Research

Research

Consider ice, water, and steam. They each have very different macroscopic properties but are composed of the same molecules. The study of statistical physics has shown that the way the individual water molecules interact with each other leads to these dramatic changes, or “phase transitions,” in macroscopic behavior. Using multi-‘omics data and mathematical analysis, we have found that the way genes interact with each other in large, complex cellular networks can drive changes in the overall phenotype of an organism. Building on this work, we are developing a set of computational methods to leverage biological “Big Data” and identify features of regulatory networks that control the interplay between disease, genetic variation, tissue identity, and drug response.

Detecting changes in network modular structure

Genes that work together to perform biological functions tend to form network modules. But biological networks are dense, noisy, and hierarchical, making it difficult to know which modules are active in a given context. We have created a method called ALPACA that can tease apart disease modules within large transcriptional networks. We are using ALPACA to find predictive patterns in genetic variation, pathways underlying viral tumorigenesis, and tissue-specific regulatory circuits.

Finding drivers of disease

An important question in biological networks is: how should we perturb the network to alter the phenotype and reverse disease? We have found that some regulators, which have many protein binding partners and regulate many genes, act as bottlenecks in the information highways of the cell and are more likely to be drivers of phenotype. Ultimately, we need to build predictive models that incorporate changes in node and edge activity and infer the interventions that can direct the cell from a disease state to a healthy one.

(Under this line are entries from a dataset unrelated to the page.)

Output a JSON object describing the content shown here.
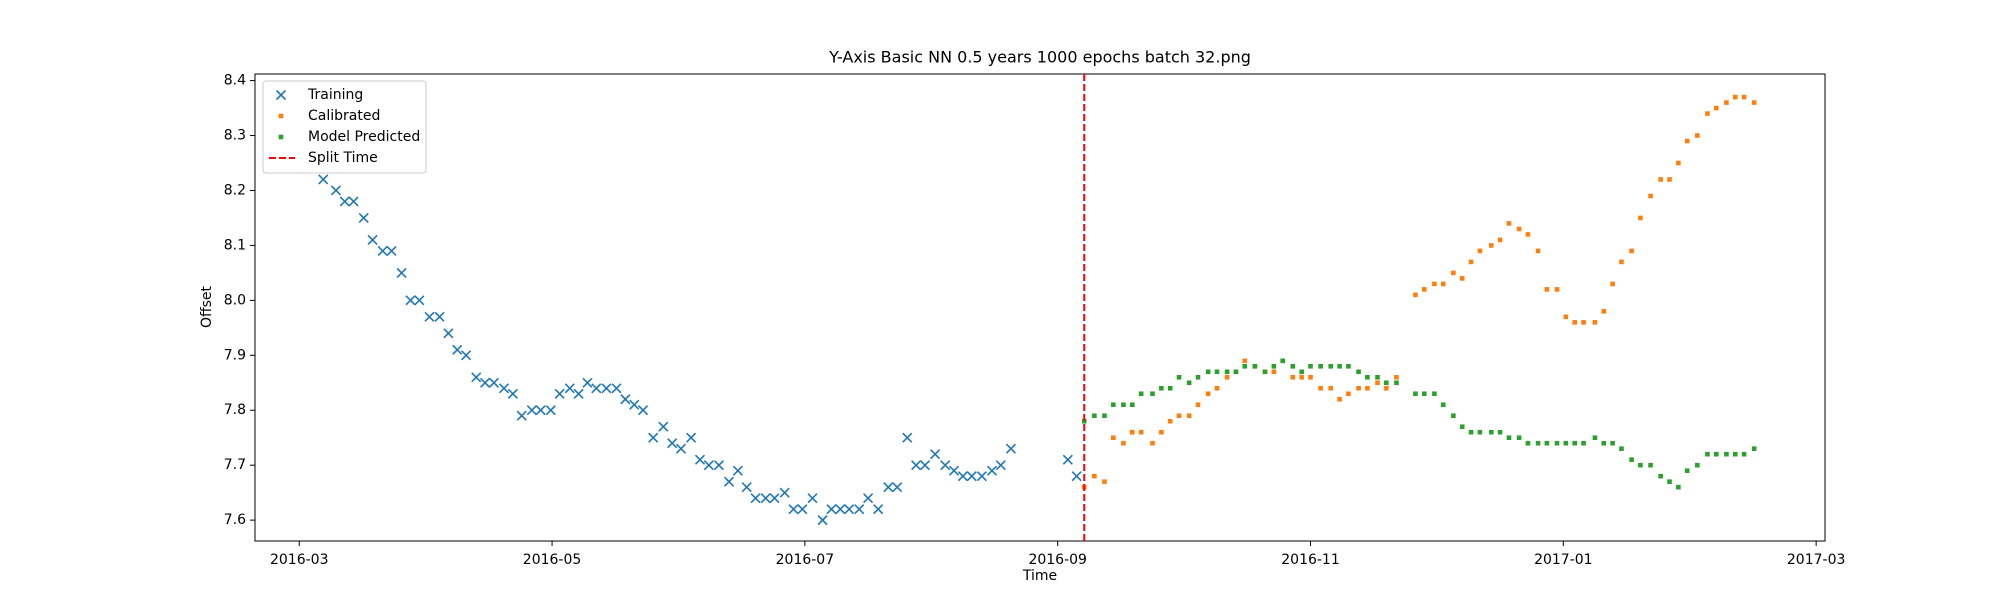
{
  "chart_data": {
    "type": "scatter",
    "title": "Y-Axis Basic NN 0.5 years 1000 epochs batch 32.png",
    "x_label": "Time",
    "y_label": "Offset",
    "xlim": [
      2.65,
      15.07
    ],
    "ylim": [
      7.562,
      8.412
    ],
    "xticks": [
      {
        "value": 3,
        "label": "2016-03"
      },
      {
        "value": 5,
        "label": "2016-05"
      },
      {
        "value": 7,
        "label": "2016-07"
      },
      {
        "value": 9,
        "label": "2016-09"
      },
      {
        "value": 11,
        "label": "2016-11"
      },
      {
        "value": 13,
        "label": "2017-01"
      },
      {
        "value": 15,
        "label": "2017-03"
      }
    ],
    "yticks": [
      7.6,
      7.7,
      7.8,
      7.9,
      {
        "value": 8,
        "label": "8.0"
      },
      8.1,
      8.2,
      8.3,
      8.4
    ],
    "grid": false,
    "legend": "upper left",
    "series": [
      {
        "name": "Training",
        "color": "#1f77b4",
        "marker": "x",
        "x": [
          3.19,
          3.29,
          3.36,
          3.43,
          3.51,
          3.58,
          3.66,
          3.73,
          3.81,
          3.88,
          3.95,
          4.03,
          4.11,
          4.18,
          4.25,
          4.32,
          4.4,
          4.47,
          4.54,
          4.62,
          4.69,
          4.76,
          4.84,
          4.91,
          4.99,
          5.06,
          5.14,
          5.21,
          5.28,
          5.35,
          5.43,
          5.51,
          5.58,
          5.65,
          5.72,
          5.8,
          5.88,
          5.95,
          6.02,
          6.1,
          6.17,
          6.24,
          6.32,
          6.4,
          6.47,
          6.54,
          6.61,
          6.69,
          6.76,
          6.84,
          6.91,
          6.98,
          7.06,
          7.14,
          7.21,
          7.28,
          7.35,
          7.43,
          7.5,
          7.58,
          7.66,
          7.73,
          7.81,
          7.88,
          7.95,
          8.03,
          8.11,
          8.18,
          8.25,
          8.32,
          8.4,
          8.48,
          8.55,
          8.63,
          9.08,
          9.15
        ],
        "values": [
          8.22,
          8.2,
          8.18,
          8.18,
          8.15,
          8.11,
          8.09,
          8.09,
          8.05,
          8.0,
          8.0,
          7.97,
          7.97,
          7.94,
          7.91,
          7.9,
          7.86,
          7.85,
          7.85,
          7.84,
          7.83,
          7.79,
          7.8,
          7.8,
          7.8,
          7.83,
          7.84,
          7.83,
          7.85,
          7.84,
          7.84,
          7.84,
          7.82,
          7.81,
          7.8,
          7.75,
          7.77,
          7.74,
          7.73,
          7.75,
          7.71,
          7.7,
          7.7,
          7.67,
          7.69,
          7.66,
          7.64,
          7.64,
          7.64,
          7.65,
          7.62,
          7.62,
          7.64,
          7.6,
          7.62,
          7.62,
          7.62,
          7.62,
          7.64,
          7.62,
          7.66,
          7.66,
          7.75,
          7.7,
          7.7,
          7.72,
          7.7,
          7.69,
          7.68,
          7.68,
          7.68,
          7.69,
          7.7,
          7.73,
          7.71,
          7.68
        ]
      },
      {
        "name": "Calibrated",
        "color": "#ff7f0e",
        "marker": "s",
        "x": [
          9.21,
          9.29,
          9.37,
          9.44,
          9.52,
          9.59,
          9.66,
          9.75,
          9.82,
          9.89,
          9.96,
          10.04,
          10.11,
          10.19,
          10.26,
          10.34,
          10.41,
          10.48,
          10.56,
          10.64,
          10.71,
          10.78,
          10.86,
          10.93,
          11.0,
          11.08,
          11.16,
          11.23,
          11.3,
          11.38,
          11.45,
          11.53,
          11.6,
          11.68,
          11.83,
          11.9,
          11.98,
          12.05,
          12.13,
          12.2,
          12.27,
          12.34,
          12.43,
          12.5,
          12.57,
          12.65,
          12.72,
          12.8,
          12.87,
          12.95,
          13.02,
          13.09,
          13.16,
          13.25,
          13.32,
          13.39,
          13.46,
          13.54,
          13.61,
          13.69,
          13.77,
          13.84,
          13.91,
          13.98,
          14.06,
          14.14,
          14.21,
          14.29,
          14.36,
          14.43,
          14.51
        ],
        "values": [
          7.66,
          7.68,
          7.67,
          7.75,
          7.74,
          7.76,
          7.76,
          7.74,
          7.76,
          7.78,
          7.79,
          7.79,
          7.81,
          7.83,
          7.84,
          7.86,
          7.87,
          7.89,
          7.88,
          7.87,
          7.87,
          7.89,
          7.86,
          7.86,
          7.86,
          7.84,
          7.84,
          7.82,
          7.83,
          7.84,
          7.84,
          7.85,
          7.84,
          7.86,
          8.01,
          8.02,
          8.03,
          8.03,
          8.05,
          8.04,
          8.07,
          8.09,
          8.1,
          8.11,
          8.14,
          8.13,
          8.12,
          8.09,
          8.02,
          8.02,
          7.97,
          7.96,
          7.96,
          7.96,
          7.98,
          8.03,
          8.07,
          8.09,
          8.15,
          8.19,
          8.22,
          8.22,
          8.25,
          8.29,
          8.3,
          8.34,
          8.35,
          8.36,
          8.37,
          8.37,
          8.36
        ]
      },
      {
        "name": "Model Predicted",
        "color": "#2ca02c",
        "marker": "s",
        "x": [
          9.21,
          9.29,
          9.37,
          9.44,
          9.52,
          9.59,
          9.66,
          9.75,
          9.82,
          9.89,
          9.96,
          10.04,
          10.11,
          10.19,
          10.26,
          10.34,
          10.41,
          10.48,
          10.56,
          10.64,
          10.71,
          10.78,
          10.86,
          10.93,
          11.0,
          11.08,
          11.16,
          11.23,
          11.3,
          11.38,
          11.45,
          11.53,
          11.6,
          11.68,
          11.83,
          11.9,
          11.98,
          12.05,
          12.13,
          12.2,
          12.27,
          12.34,
          12.43,
          12.5,
          12.57,
          12.65,
          12.72,
          12.8,
          12.87,
          12.95,
          13.02,
          13.09,
          13.16,
          13.25,
          13.32,
          13.39,
          13.46,
          13.54,
          13.61,
          13.69,
          13.77,
          13.84,
          13.91,
          13.98,
          14.06,
          14.14,
          14.21,
          14.29,
          14.36,
          14.43,
          14.51
        ],
        "values": [
          7.78,
          7.79,
          7.79,
          7.81,
          7.81,
          7.81,
          7.83,
          7.83,
          7.84,
          7.84,
          7.86,
          7.85,
          7.86,
          7.87,
          7.87,
          7.87,
          7.87,
          7.88,
          7.88,
          7.87,
          7.88,
          7.89,
          7.88,
          7.87,
          7.88,
          7.88,
          7.88,
          7.88,
          7.88,
          7.87,
          7.86,
          7.86,
          7.85,
          7.85,
          7.83,
          7.83,
          7.83,
          7.81,
          7.79,
          7.77,
          7.76,
          7.76,
          7.76,
          7.76,
          7.75,
          7.75,
          7.74,
          7.74,
          7.74,
          7.74,
          7.74,
          7.74,
          7.74,
          7.75,
          7.74,
          7.74,
          7.73,
          7.71,
          7.7,
          7.7,
          7.68,
          7.67,
          7.66,
          7.69,
          7.7,
          7.72,
          7.72,
          7.72,
          7.72,
          7.72,
          7.73
        ]
      }
    ],
    "vlines": [
      {
        "name": "Split Time",
        "x": 9.21,
        "color": "#ff0000",
        "style": "dashed"
      }
    ]
  }
}
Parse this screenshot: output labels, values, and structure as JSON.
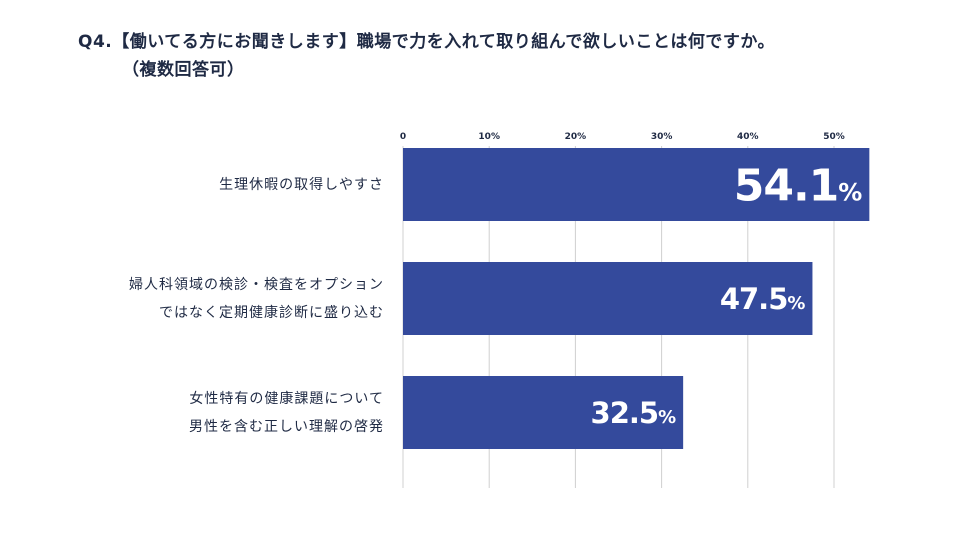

Modeling drug response in cancer 

Predicting how different individuals respond to drugs is essential for precision medicine. We are building Bayesian network models that incorporate mutation status and tissue specificity to predict drug response in cancer cell lines.

new algorithms for biological network analysis

Traditionally, network science has been developed in the context of macroscale networks and abstract graphs. In biology, we need a new theory of networks that incorporates from the ground up the dynamic, fluctuating interactions between molecular components of the cell. We are working towards such a theory using concepts from statistical physics to characterize ensembles of networks and their phase transitions.